China is engaged in active, high-profile diplomacy in the Middle East, ranging from presidential visits to Egypt, Saudi Arabia, and Iran to a mediation effort in the Syrian civil war earlier this year. Beijing's One Belt, One Road initiative to connect major Eurasian economies through infrastructure, trade, and investment relies in part on stability across the oil-supplying states of the Middle East.
The Middle East Institute (MEI) was pleased to host Dr. Pan Guang (Chinese Association of Middle East Studies) for a discussion of the drivers and impacts of China's increasingly complex role in the Middle East, the objectives Beijing and regional capitals are pursuing in their relations, and the implications for the United States.
Paul Salem, MEI vice president for policy and research, moderated the discussion.
Dr.

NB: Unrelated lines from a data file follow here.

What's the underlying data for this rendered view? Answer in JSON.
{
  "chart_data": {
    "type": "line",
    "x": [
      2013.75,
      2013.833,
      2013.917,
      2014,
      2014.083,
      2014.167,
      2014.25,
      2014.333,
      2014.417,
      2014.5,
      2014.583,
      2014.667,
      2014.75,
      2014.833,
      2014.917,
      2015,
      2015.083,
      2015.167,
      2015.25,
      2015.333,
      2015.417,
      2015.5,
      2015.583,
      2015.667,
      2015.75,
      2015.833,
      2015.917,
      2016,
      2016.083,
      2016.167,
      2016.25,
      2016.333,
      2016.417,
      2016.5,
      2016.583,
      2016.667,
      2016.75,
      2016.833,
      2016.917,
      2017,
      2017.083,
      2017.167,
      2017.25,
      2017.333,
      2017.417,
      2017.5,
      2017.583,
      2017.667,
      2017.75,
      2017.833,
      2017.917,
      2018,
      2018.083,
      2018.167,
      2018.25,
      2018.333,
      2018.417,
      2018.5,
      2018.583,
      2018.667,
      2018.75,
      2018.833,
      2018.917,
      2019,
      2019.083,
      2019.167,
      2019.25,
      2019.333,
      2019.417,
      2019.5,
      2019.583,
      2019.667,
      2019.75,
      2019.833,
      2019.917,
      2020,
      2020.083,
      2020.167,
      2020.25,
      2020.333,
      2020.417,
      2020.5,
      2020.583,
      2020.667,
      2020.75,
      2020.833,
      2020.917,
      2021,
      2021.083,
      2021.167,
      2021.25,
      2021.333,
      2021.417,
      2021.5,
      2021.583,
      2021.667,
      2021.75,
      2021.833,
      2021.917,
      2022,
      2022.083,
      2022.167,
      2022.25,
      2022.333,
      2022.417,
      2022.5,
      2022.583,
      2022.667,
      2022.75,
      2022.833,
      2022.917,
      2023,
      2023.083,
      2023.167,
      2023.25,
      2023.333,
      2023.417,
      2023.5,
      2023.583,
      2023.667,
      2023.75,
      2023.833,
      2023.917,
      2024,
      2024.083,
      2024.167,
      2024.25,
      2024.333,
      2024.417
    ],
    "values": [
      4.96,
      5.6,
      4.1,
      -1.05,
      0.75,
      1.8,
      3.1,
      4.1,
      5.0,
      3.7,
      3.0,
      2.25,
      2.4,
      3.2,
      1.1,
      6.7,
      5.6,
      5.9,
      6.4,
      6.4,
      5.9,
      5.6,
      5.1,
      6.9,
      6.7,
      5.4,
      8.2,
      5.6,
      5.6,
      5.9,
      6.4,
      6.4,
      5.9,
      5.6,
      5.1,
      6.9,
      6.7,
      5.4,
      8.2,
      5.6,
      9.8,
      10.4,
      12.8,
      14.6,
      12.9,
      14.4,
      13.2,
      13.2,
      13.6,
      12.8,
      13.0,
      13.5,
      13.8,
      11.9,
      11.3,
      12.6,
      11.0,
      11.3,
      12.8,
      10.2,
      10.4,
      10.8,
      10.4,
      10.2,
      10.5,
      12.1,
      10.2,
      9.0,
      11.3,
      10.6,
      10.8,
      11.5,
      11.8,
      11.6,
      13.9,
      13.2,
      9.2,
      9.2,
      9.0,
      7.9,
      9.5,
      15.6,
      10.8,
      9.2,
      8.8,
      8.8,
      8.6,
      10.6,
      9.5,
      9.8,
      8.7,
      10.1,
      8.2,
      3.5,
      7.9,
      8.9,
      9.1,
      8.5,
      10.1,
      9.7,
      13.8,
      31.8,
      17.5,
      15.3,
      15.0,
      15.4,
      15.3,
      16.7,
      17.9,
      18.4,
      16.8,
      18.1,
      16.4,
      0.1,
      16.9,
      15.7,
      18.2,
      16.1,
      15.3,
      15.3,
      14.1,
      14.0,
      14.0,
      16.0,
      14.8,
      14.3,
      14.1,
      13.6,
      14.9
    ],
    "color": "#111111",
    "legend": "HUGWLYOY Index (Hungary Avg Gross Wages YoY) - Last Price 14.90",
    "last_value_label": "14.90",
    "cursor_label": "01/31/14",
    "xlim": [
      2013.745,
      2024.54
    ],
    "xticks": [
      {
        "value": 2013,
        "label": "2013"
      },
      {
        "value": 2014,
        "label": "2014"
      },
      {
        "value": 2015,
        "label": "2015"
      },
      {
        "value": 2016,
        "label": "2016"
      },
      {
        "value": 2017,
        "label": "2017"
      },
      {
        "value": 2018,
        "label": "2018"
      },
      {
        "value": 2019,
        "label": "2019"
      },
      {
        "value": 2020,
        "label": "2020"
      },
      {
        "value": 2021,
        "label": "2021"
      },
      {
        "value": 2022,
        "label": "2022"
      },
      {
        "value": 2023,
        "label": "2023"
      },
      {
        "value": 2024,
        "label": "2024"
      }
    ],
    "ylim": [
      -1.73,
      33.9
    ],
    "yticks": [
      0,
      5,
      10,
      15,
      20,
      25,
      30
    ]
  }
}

Pan Guang
Vice President of Chinese Association of Middle East Studies
Dr. Pan Guang is vice chairman and professor of the Shanghai Center for International Studies at the Shanghai Academy of Social Sciences, director of the Shanghai Cooperation Organization (SCO) Studies Center, dean of the Center of Jewish Studies Shanghai, and vice president of the Chinese Association of Middle East Studies. He researches and lectures widely on international relations, the Middle East, and Jewish studies and has published numerous books and articles including, “SCO and China’s Role in the War on Terrorism,” “China’s Success in the Middle East,” and “China’s Energy Strategy and Primary Role of the Middle East in This Strategy.” Guang is an international council member of the Asia Society, a senior advisor of the China-Eurasia Forum, and senior advisor on anti-terror affairs to the Shanghai Municipality and the Ministry of Public Security of the People’s Republic of China. He was nominated by UN Secretary-General Kofi Annan as a member of the High-Level Group for the UN Alliance of Civilizations (AoC) in 2005, and appointed as Ambassador of the AoC in 2008.

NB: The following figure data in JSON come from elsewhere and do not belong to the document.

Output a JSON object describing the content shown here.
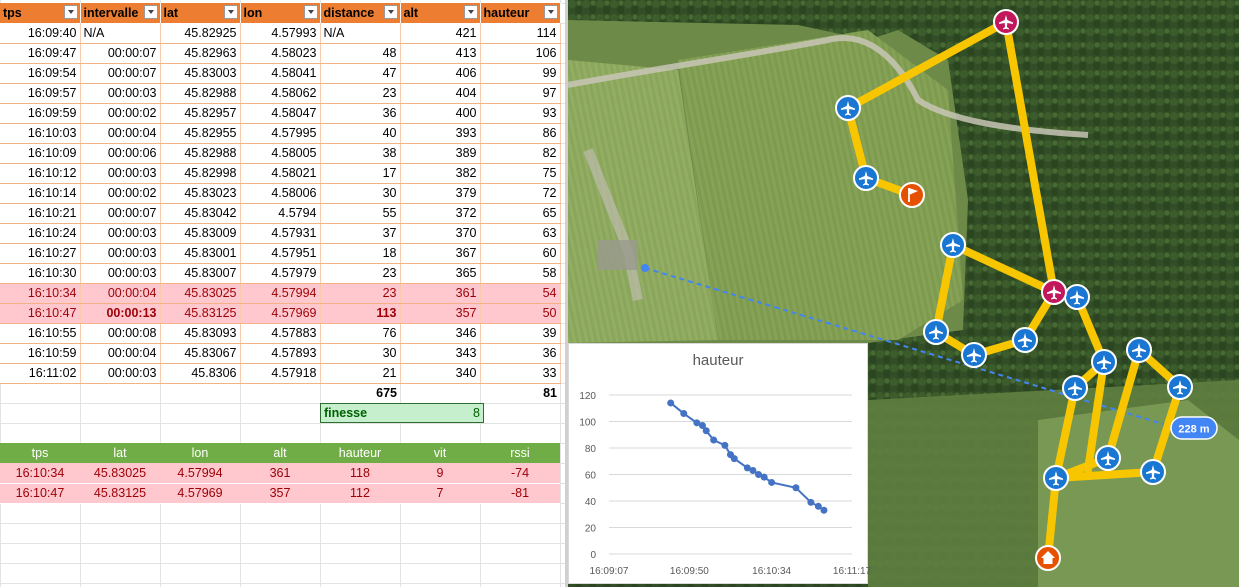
{
  "sheet": {
    "columns": [
      "tps",
      "intervalle",
      "lat",
      "lon",
      "distance",
      "alt",
      "hauteur"
    ],
    "rows": [
      {
        "tps": "16:09:40",
        "intervalle": "N/A",
        "lat": "45.82925",
        "lon": "4.57993",
        "distance": "N/A",
        "alt": "421",
        "hauteur": "114"
      },
      {
        "tps": "16:09:47",
        "intervalle": "00:00:07",
        "lat": "45.82963",
        "lon": "4.58023",
        "distance": "48",
        "alt": "413",
        "hauteur": "106"
      },
      {
        "tps": "16:09:54",
        "intervalle": "00:00:07",
        "lat": "45.83003",
        "lon": "4.58041",
        "distance": "47",
        "alt": "406",
        "hauteur": "99"
      },
      {
        "tps": "16:09:57",
        "intervalle": "00:00:03",
        "lat": "45.82988",
        "lon": "4.58062",
        "distance": "23",
        "alt": "404",
        "hauteur": "97"
      },
      {
        "tps": "16:09:59",
        "intervalle": "00:00:02",
        "lat": "45.82957",
        "lon": "4.58047",
        "distance": "36",
        "alt": "400",
        "hauteur": "93"
      },
      {
        "tps": "16:10:03",
        "intervalle": "00:00:04",
        "lat": "45.82955",
        "lon": "4.57995",
        "distance": "40",
        "alt": "393",
        "hauteur": "86"
      },
      {
        "tps": "16:10:09",
        "intervalle": "00:00:06",
        "lat": "45.82988",
        "lon": "4.58005",
        "distance": "38",
        "alt": "389",
        "hauteur": "82"
      },
      {
        "tps": "16:10:12",
        "intervalle": "00:00:03",
        "lat": "45.82998",
        "lon": "4.58021",
        "distance": "17",
        "alt": "382",
        "hauteur": "75"
      },
      {
        "tps": "16:10:14",
        "intervalle": "00:00:02",
        "lat": "45.83023",
        "lon": "4.58006",
        "distance": "30",
        "alt": "379",
        "hauteur": "72"
      },
      {
        "tps": "16:10:21",
        "intervalle": "00:00:07",
        "lat": "45.83042",
        "lon": "4.5794",
        "distance": "55",
        "alt": "372",
        "hauteur": "65"
      },
      {
        "tps": "16:10:24",
        "intervalle": "00:00:03",
        "lat": "45.83009",
        "lon": "4.57931",
        "distance": "37",
        "alt": "370",
        "hauteur": "63"
      },
      {
        "tps": "16:10:27",
        "intervalle": "00:00:03",
        "lat": "45.83001",
        "lon": "4.57951",
        "distance": "18",
        "alt": "367",
        "hauteur": "60"
      },
      {
        "tps": "16:10:30",
        "intervalle": "00:00:03",
        "lat": "45.83007",
        "lon": "4.57979",
        "distance": "23",
        "alt": "365",
        "hauteur": "58"
      },
      {
        "tps": "16:10:34",
        "intervalle": "00:00:04",
        "lat": "45.83025",
        "lon": "4.57994",
        "distance": "23",
        "alt": "361",
        "hauteur": "54",
        "highlight": true
      },
      {
        "tps": "16:10:47",
        "intervalle": "00:00:13",
        "lat": "45.83125",
        "lon": "4.57969",
        "distance": "113",
        "alt": "357",
        "hauteur": "50",
        "highlight": true,
        "bold": true
      },
      {
        "tps": "16:10:55",
        "intervalle": "00:00:08",
        "lat": "45.83093",
        "lon": "4.57883",
        "distance": "76",
        "alt": "346",
        "hauteur": "39"
      },
      {
        "tps": "16:10:59",
        "intervalle": "00:00:04",
        "lat": "45.83067",
        "lon": "4.57893",
        "distance": "30",
        "alt": "343",
        "hauteur": "36"
      },
      {
        "tps": "16:11:02",
        "intervalle": "00:00:03",
        "lat": "45.8306",
        "lon": "4.57918",
        "distance": "21",
        "alt": "340",
        "hauteur": "33"
      }
    ],
    "totals": {
      "distance": "675",
      "hauteur": "81"
    },
    "finesse": {
      "label": "finesse",
      "value": "8"
    }
  },
  "detail": {
    "columns": [
      "tps",
      "lat",
      "lon",
      "alt",
      "hauteur",
      "vit",
      "rssi"
    ],
    "rows": [
      [
        "16:10:34",
        "45.83025",
        "4.57994",
        "361",
        "118",
        "9",
        "-74"
      ],
      [
        "16:10:47",
        "45.83125",
        "4.57969",
        "357",
        "112",
        "7",
        "-81"
      ]
    ]
  },
  "map": {
    "distance_label": "228 m",
    "track_color": "#f7c600",
    "colors": {
      "plane_marker": "#1976d2",
      "pink_marker": "#c2185b",
      "orange_marker": "#e65100",
      "distance_line": "#4285f4"
    },
    "icons": [
      "plane-marker-icon",
      "flag-icon",
      "home-icon"
    ]
  },
  "chart_data": {
    "type": "line",
    "title": "hauteur",
    "xlabel": "",
    "ylabel": "",
    "ylim": [
      0,
      120
    ],
    "yticks": [
      0,
      20,
      40,
      60,
      80,
      100,
      120
    ],
    "xticks": [
      "16:09:07",
      "16:09:50",
      "16:10:34",
      "16:11:17"
    ],
    "x": [
      "16:09:40",
      "16:09:47",
      "16:09:54",
      "16:09:57",
      "16:09:59",
      "16:10:03",
      "16:10:09",
      "16:10:12",
      "16:10:14",
      "16:10:21",
      "16:10:24",
      "16:10:27",
      "16:10:30",
      "16:10:34",
      "16:10:47",
      "16:10:55",
      "16:10:59",
      "16:11:02"
    ],
    "values": [
      114,
      106,
      99,
      97,
      93,
      86,
      82,
      75,
      72,
      65,
      63,
      60,
      58,
      54,
      50,
      39,
      36,
      33
    ],
    "color": "#4472c4",
    "grid": true
  }
}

Vice President for Policy and Research, The Middle East Institute
Paul Salem is vice president for policy and research at The Middle East Institute. He focuses on issues of political change, democratic transition, and conflict, with a regional emphasis on the countries of the Levant and Egypt. Salem writes regularly in the Arab and Western press and is the author of a number of books and reports on the Middle East, including Broken Orders: The Causes and Consequences of the Arab Uprisings (Beirut: Dar Annahar, in Arabic, 2013) and Iraq's Tangled Foreign Relations (Beirut: Carnegie Middle East Center Report, December 2013). Prior to joining MEI, Salem was the founding director of the Carnegie Middle East Center in Beirut between 2006 and 2013.